Seattle há muito se prepara para o Grande Terremoto da zona de subducção de Cascadia, mas um novo estudo sugere que a cidade também deve tomar cuidado com algumas falhas locais discretas que são muito mais ativas do que se imaginava. Publicado no GSA Bulletin, a pesquisa foca na Zona de Falha de Seattle (SFZ), um sistema leste-oeste que atravessa Bainbridge Island e Seattle, revelando que suas falhas secundárias rompem a cada 350 anos aproximadamente - um cronograma que faz a lacuna de 5.000 anos da falha principal parecer francamente preguiçosa.

"Meu trabalho como paleossismólogo", diz o Dr. Stephen Angster, geólogo pesquisador do Centro de Ciências de Terremotos do Serviço Geológico dos EUA em Seattle e autor principal do estudo, "é descobrir quando e com que frequência essas falhas locais rompem, o que nos ajudaria a prever aproximadamente quando entramos na janela da próxima ruptura potencial." O Modelo Nacional de Perigo Sísmico normalmente ignora falhas mais curtas porque elas não atendem aos requisitos de comprimento para grandes terremotos, mas Angster argumenta que isso ignora um perigo iminente: "Elas estão rompendo com mais frequência e bem perto de casa."

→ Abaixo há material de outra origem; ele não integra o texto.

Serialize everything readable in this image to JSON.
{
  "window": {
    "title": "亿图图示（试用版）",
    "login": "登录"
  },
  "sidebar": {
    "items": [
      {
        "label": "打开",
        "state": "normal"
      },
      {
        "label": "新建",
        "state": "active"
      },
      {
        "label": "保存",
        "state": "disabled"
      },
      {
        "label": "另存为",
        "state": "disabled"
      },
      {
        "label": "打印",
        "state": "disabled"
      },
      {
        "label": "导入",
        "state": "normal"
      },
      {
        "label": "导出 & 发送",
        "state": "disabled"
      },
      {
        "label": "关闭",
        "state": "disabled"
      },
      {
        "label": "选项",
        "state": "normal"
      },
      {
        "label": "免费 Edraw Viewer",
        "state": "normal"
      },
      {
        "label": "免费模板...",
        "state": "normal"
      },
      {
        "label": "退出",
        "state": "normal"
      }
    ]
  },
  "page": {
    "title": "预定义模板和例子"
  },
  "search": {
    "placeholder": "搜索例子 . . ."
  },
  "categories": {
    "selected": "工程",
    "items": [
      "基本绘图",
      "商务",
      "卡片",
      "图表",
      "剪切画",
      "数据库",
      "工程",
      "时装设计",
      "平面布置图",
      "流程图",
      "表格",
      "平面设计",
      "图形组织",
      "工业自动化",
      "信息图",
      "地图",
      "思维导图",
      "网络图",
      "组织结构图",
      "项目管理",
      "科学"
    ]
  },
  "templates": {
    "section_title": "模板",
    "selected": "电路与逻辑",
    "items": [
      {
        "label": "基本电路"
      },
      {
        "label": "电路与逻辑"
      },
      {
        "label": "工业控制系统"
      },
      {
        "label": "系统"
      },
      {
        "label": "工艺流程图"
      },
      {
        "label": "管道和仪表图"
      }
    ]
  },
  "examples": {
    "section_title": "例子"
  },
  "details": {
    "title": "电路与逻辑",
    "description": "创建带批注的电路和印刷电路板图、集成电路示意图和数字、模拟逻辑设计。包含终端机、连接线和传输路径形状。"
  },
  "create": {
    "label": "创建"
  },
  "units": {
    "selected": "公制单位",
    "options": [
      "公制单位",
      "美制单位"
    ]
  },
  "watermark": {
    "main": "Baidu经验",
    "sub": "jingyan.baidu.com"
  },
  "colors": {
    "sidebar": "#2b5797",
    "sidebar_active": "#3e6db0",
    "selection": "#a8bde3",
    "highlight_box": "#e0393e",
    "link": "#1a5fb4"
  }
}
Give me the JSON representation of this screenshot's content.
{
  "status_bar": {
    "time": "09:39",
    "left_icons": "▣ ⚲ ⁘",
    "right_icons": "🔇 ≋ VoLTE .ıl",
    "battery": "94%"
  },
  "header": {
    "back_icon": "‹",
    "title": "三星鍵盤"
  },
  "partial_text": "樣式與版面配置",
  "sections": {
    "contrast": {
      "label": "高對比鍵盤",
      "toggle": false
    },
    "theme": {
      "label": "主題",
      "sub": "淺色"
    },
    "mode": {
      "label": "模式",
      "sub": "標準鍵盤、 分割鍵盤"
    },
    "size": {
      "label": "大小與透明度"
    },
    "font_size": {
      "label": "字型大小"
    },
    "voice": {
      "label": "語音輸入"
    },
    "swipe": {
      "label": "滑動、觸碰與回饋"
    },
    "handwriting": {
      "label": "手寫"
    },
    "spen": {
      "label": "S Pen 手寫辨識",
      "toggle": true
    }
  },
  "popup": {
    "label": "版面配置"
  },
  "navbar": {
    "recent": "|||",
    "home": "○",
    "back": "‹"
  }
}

A SFZ absorve cerca de 15% da deformação crustal entre Portland, Oregon, e Vancouver, Colúmbia Britânica. Estudar essas falhas ocultas requer trabalho de detetive com levantamentos magnéticos e imagens lidar para identificar escarpas antigas, depois trincheiras através delas para datar o solo deslocado. A reconstrução da equipe de duas falhas secundárias recém-identificadas descobriu que elas romperam pela última vez no século XIX, com base em datação por radiocarbono e evidências de anéis de árvores mortas pelo terremoto. A área metropolitana de Seattle, lar de aproximadamente quatro milhões de pessoas, pode enfrentar mais destruição desses abalos locais do que de um evento distante de Cascadia. "Acho que ainda estamos tentando entender o tamanho e o potencial dessas falhas menores", diz Angster.